RBI monetary policy panel cuts interest rate by 25 basis points

Mumbai: The Reserve Bank of India (RBI) on Tuesday announced a 25 basis points (bps) cut in repo rate as it believes that food inflation momentum has moderated and upside risks to the March inflation target are lower than at the time of the August policy.

The policy announcement underlines the central bank’s shifting priorities as it tries to prop up growth as inflation remains under control because of a normal monsoon.

All six members of the newly constituted monetary policy panel voted in favour of a rate cut.

The repo rate, which is the signalling rate now, stands at 6.25%. A basis point is 0.01%.

A Mint poll of 10 economists had said that the market was split in its expectation from the RBI. Five participants had predicted a rate cut of at least 25 bps, of which only one member saying that the repo rate may be cut by 50 bps. The remaining participants had said that they expected the central bank to hold rates in this policy and wait for more macroeconomic data to emerge, before reducing interest rates in the later part of the year.

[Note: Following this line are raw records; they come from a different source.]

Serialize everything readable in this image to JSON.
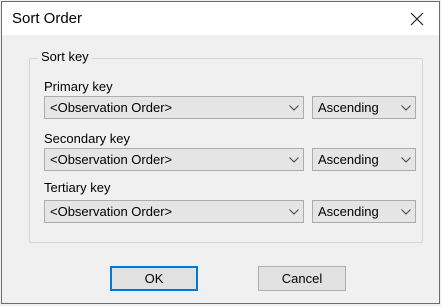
{
  "window": {
    "title": "Sort Order"
  },
  "group": {
    "label": "Sort key"
  },
  "keys": [
    {
      "label": "Primary key",
      "field": "<Observation Order>",
      "order": "Ascending"
    },
    {
      "label": "Secondary key",
      "field": "<Observation Order>",
      "order": "Ascending"
    },
    {
      "label": "Tertiary key",
      "field": "<Observation Order>",
      "order": "Ascending"
    }
  ],
  "buttons": {
    "ok": "OK",
    "cancel": "Cancel"
  },
  "icons": {
    "close": "close-icon",
    "dropdown": "chevron-down-icon"
  }
}
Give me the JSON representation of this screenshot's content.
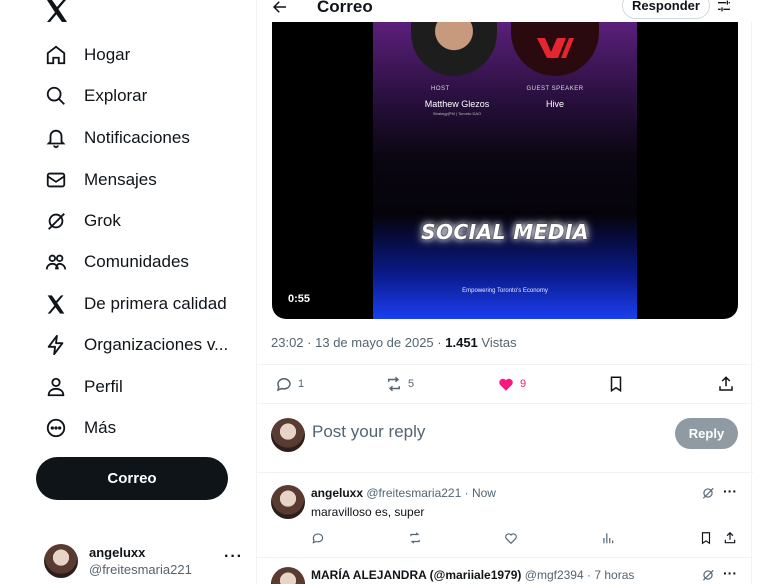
{
  "sidebar": {
    "logo": "x-logo-icon",
    "items": [
      {
        "label": "Hogar",
        "icon": "home-icon"
      },
      {
        "label": "Explorar",
        "icon": "search-icon"
      },
      {
        "label": "Notificaciones",
        "icon": "bell-icon"
      },
      {
        "label": "Mensajes",
        "icon": "mail-icon"
      },
      {
        "label": "Grok",
        "icon": "grok-icon"
      },
      {
        "label": "Comunidades",
        "icon": "communities-icon"
      },
      {
        "label": "De primera calidad",
        "icon": "x-premium-icon"
      },
      {
        "label": "Organizaciones v...",
        "icon": "lightning-icon"
      },
      {
        "label": "Perfil",
        "icon": "person-icon"
      },
      {
        "label": "Más",
        "icon": "more-circle-icon"
      }
    ],
    "post_button": "Correo",
    "account": {
      "name": "angeluxx",
      "handle": "@freitesmaria221",
      "more": "···"
    }
  },
  "header": {
    "title": "Correo",
    "reply_chip": "Responder"
  },
  "video": {
    "host_label": "HOST",
    "host_name": "Matthew Glezos",
    "host_sub": "Strategy|PM | Toronto DAO",
    "guest_label": "GUEST SPEAKER",
    "guest_name": "Hive",
    "headline": "SOCIAL MEDIA",
    "footer": "Empowering Toronto's Economy",
    "duration": "0:55"
  },
  "post_meta": {
    "time": "23:02",
    "date": "13 de mayo de 2025",
    "views_count": "1.451",
    "views_label": "Vistas"
  },
  "actions": {
    "replies": "1",
    "reposts": "5",
    "likes": "9",
    "like_color": "#f91880"
  },
  "compose": {
    "placeholder": "Post your reply",
    "button": "Reply"
  },
  "replies": [
    {
      "name": "angeluxx",
      "handle": "@freitesmaria221",
      "time": "Now",
      "text": "maravilloso es, super"
    },
    {
      "name": "MARÍA ALEJANDRA (@mariiale1979)",
      "handle": "@mgf2394",
      "time": "7 horas",
      "text": ""
    }
  ]
}
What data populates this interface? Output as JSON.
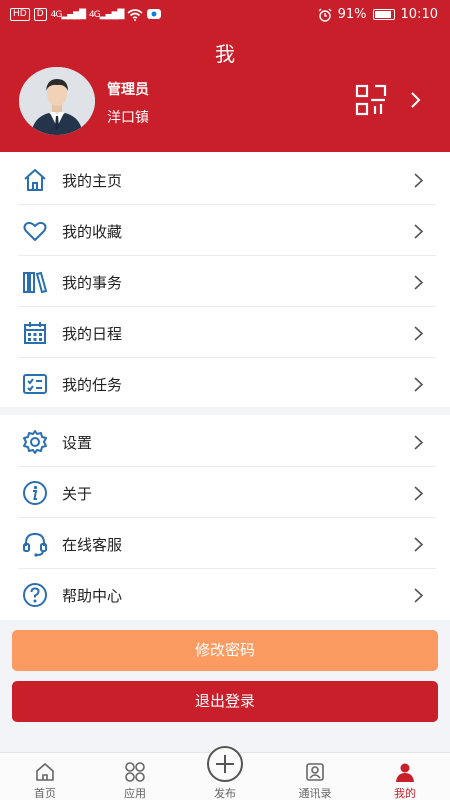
{
  "status_bar": {
    "sim_chip": "HD",
    "sim_chip2": "D",
    "net1": "4G",
    "net2": "4G",
    "battery_text": "91%",
    "battery_level": 0.91,
    "time": "10:10"
  },
  "header": {
    "title": "我",
    "user_name": "管理员",
    "user_town": "洋口镇"
  },
  "menu_group1": [
    {
      "label": "我的主页",
      "icon": "home-icon"
    },
    {
      "label": "我的收藏",
      "icon": "heart-icon"
    },
    {
      "label": "我的事务",
      "icon": "books-icon"
    },
    {
      "label": "我的日程",
      "icon": "calendar-icon"
    },
    {
      "label": "我的任务",
      "icon": "checklist-icon"
    }
  ],
  "menu_group2": [
    {
      "label": "设置",
      "icon": "gear-icon"
    },
    {
      "label": "关于",
      "icon": "info-icon"
    },
    {
      "label": "在线客服",
      "icon": "headset-icon"
    },
    {
      "label": "帮助中心",
      "icon": "help-icon"
    }
  ],
  "buttons": {
    "change_password": "修改密码",
    "logout": "退出登录"
  },
  "tabbar": [
    {
      "label": "首页",
      "icon": "home-tab-icon"
    },
    {
      "label": "应用",
      "icon": "apps-icon"
    },
    {
      "label": "发布",
      "icon": "plus-circle-icon"
    },
    {
      "label": "通讯录",
      "icon": "contacts-icon"
    },
    {
      "label": "我的",
      "icon": "user-icon"
    }
  ],
  "colors": {
    "brand_red": "#c81f2b",
    "orange": "#fb9b62",
    "icon_blue": "#2a6fb0"
  }
}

“The Committee expects that the strong improvement in sowing, along with supply management measures, will improve the food inflation outlook. It notes that the sharp drop in inflation reflects a downward shift in the momentum of food inflation – which holds the key to future inflation outcomes – rather than merely the statistical effects of a favourable base effect,” said a statement.

“The government has announced several measures to cool food inflation pressures, especially with regard to pulses. These measures should help in moderating the momentum of food inflation in the months ahead,” it added.

As the festival season begins banks are expected to pass on this rate cut to their borrowers in the form of a reduction in lending rates. Some large lenders like State Bank of India and ICICI Bank have been bringing down their marginal cost lending rate (MCLR) over the last few weeks as the expectation of a low interest rate regime increases.

This is the first monetary policy where the rate decision has been taken by a six-member monetary policy committee (MPC) which came in to existence last month. The committee includes the central bank’s chief, deputy governor R. Gandhi, executive director Michael Patra and three government nominees which includes Chetan Ghate, Pami Dua and Ravindra Dholakia.

The MPC’s decision to support growth comes from the comfort that consumer price inflation (CPI) is finally stabilising around the comfort zone after two months of consistent hardening.

Retail inflation, which had quickened to 6.07% in July owing to a spike in food prices, slowed sharply to 5.05% in August driven by a drop in vegetable prices. About 90 bps of the 102 bps month-on-month fall in CPI was due to vegetable prices.

At the same time, RBI noted that there are some upside risks to inflation if even lower than a few months ago.

“The Committee took note of potential cost push pressures that may emerge, including the 7th pay commission award on house rent allowances, and the increase in minimum wages with possible spillovers through minimum support prices. The fuller play of these factors will need vigilance to prevent a generalised cost spiral from taking root,” the statement said.

At 2.30 pm, the rupee was trading at 66.41, up 0.27% from its previous close of 66.58. The 10-year benchmark bond yield was trading at 6.778% compared to its previous close of 6.773%. India’s benchmark Sensex rose 0.52% to 28,390.66 points.